The players were great, too. Everyone got into it and really made the game shine. When it was over we all applauded and then slumped back into our chairs, spent. I don’t even know how long it lasted. It could have been an hour, or three. It was that crazy.
Then we took a short break, and did the whole thing again with another scenario! This one was about finding a groom at a hotel who had run away before the wedding.
I’ll never play Toon any other way again. And if GM Barry is ever running a session, I’ll be first in line to join.
The last game I’ll cover is Seven Minutes in Hell written and facilitated by Doug Levandowski and soon to be published by 9th Level Games.
“Middle school parties are the BEST! Hang out with your friends, have some snacks, play spin the bottle, summon a demon from the nether regions from whence all evil comes – yay! Players will take on the role of middle schoolers animosities with and loyalties to other players as well as secret objectives. The game uses a spin-the-bottle (without the kissing) resolution mechanic. Near the end of the game, one of the characters will be possessed by a demon – but to start, you’ll just enjoy the party!”
We played with a good crowd of seven people. To set up, we all agreed on where and when our middle-school party was going to be held at, and why there weren’t any parents around. (A closed down 1980’s summer camp late one night after school.)
Then, we created connections between us. One player would spin the bottle and whomever it was pointing to would be their friend. They would have a short scene talking about the upcoming party and then they would more clearly define their relationship (Best friends, next door neighbors, team mates, etc.)
The same thing would happen again, except this time they would be enemies. Once completed, everyone had two friends, two enemies, and two people who were neutral. We then each wrote down a secret objective that we wanted to complete during our party.
Then, we dove into free role-play from the time people started arriving at the party to the time someone accidentally became possessed by a succubus.
Whenever someone tried to do something that might not have worked, they spun the bottle. If it landed on a friend, it was a success.

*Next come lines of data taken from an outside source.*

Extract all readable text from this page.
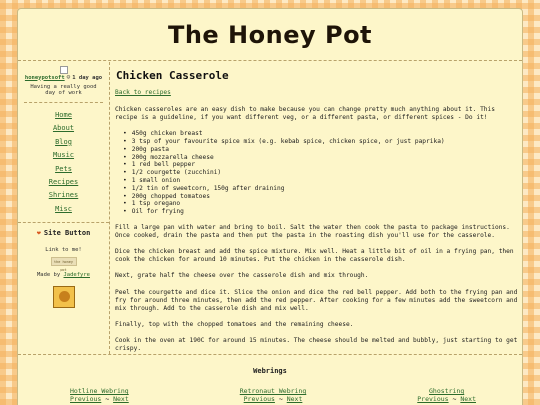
The Honey Pot
honeypotsoft ☺ 1 day ago
Having a really good day of work
Home
About
Blog
Music
Pets
Recipes
Shrines
Misc
❤ Site Button
Link to me!
the honey pot
Made by Jadefyre
Chicken Casserole
Back to recipes

Chicken casseroles are an easy dish to make because you can change pretty much anything about it. This recipe is a guideline, if you want different veg, or a different pasta, or different spices - Do it!

• 450g chicken breast
• 3 tsp of your favourite spice mix (e.g. kebab spice, chicken spice, or just paprika)
• 200g pasta
• 200g mozzarella cheese
• 1 red bell pepper
• 1/2 courgette (zucchini)
• 1 small onion
• 1/2 tin of sweetcorn, 150g after draining
• 200g chopped tomatoes
• 1 tsp oregano
• Oil for frying

Fill a large pan with water and bring to boil. Salt the water then cook the pasta to package instructions. Once cooked, drain the pasta and then put the pasta in the roasting dish you'll use for the casserole.

Dice the chicken breast and add the spice mixture. Mix well. Heat a little bit of oil in a frying pan, then cook the chicken for around 10 minutes. Put the chicken in the casserole dish.

Next, grate half the cheese over the casserole dish and mix through.

Peel the courgette and dice it. Slice the onion and dice the red bell pepper. Add both to the frying pan and fry for around three minutes, then add the red pepper. After cooking for a few minutes add the sweetcorn and mix through. Add to the casserole dish and mix well.

Finally, top with the chopped tomatoes and the remaining cheese.

Cook in the oven at 190C for around 15 minutes. The cheese should be melted and bubbly, just starting to get crispy.

Webrings
Hotline Webring
Previous ~ Next
Retronaut Webring
Previous ~ Next
Ghostring
Previous ~ Next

If it landed on an enemy, it was a failure. Nuetral’s were so-so successes. Whomever the bottle landed on would describe the scene.
Once a certain number of failure’s were spun, the game entered the “7 minutes in hell” phase, where one player was given an objective based on what accidental horror had happened to them. In our game, the girl who accidentally became possessed by the succubus had to make out with a certain number of people to win. No one else knew that, though. We just knew she was acting strangely.
That whole phase takes place in real-time. 7 minutes of a frantic climax. Afterwards, we each had an epilogue and revealed if we met our hidden objective or not.
What really made the game interested was how easily we fell into that 7th grade world of cliques, embarrassments, petty squabbles and crushes. It was awkward at first, trying to figure out how to get things moving with just free role-play to guide us, but it slowly started to click.
I remember the turning point, too. My popular 7th grade boy was dared to go into the closet with his friend, the girl next door. At that point, Doug, who was just facilitating, piped up and asked the group how much of a LARP did we want to make this. If we wanted to, we could get up and reposition ourselves and walk around the room and do other things our characters would be doing in real life.
We all agreed to go for it, so we pretended the corner behind the curtain was a closet. From that moment on, everyone was standing up, walking around. Changing seats. Having multiple scenes going at once. It was as if the ice had broken for the group, and it really elevated the second half of the game.
Now that I know how the game works I’m very eager to play it again. Doug designed something very fun and interesting and I look forward to bringing it to my group when it’s available. They are going to love it.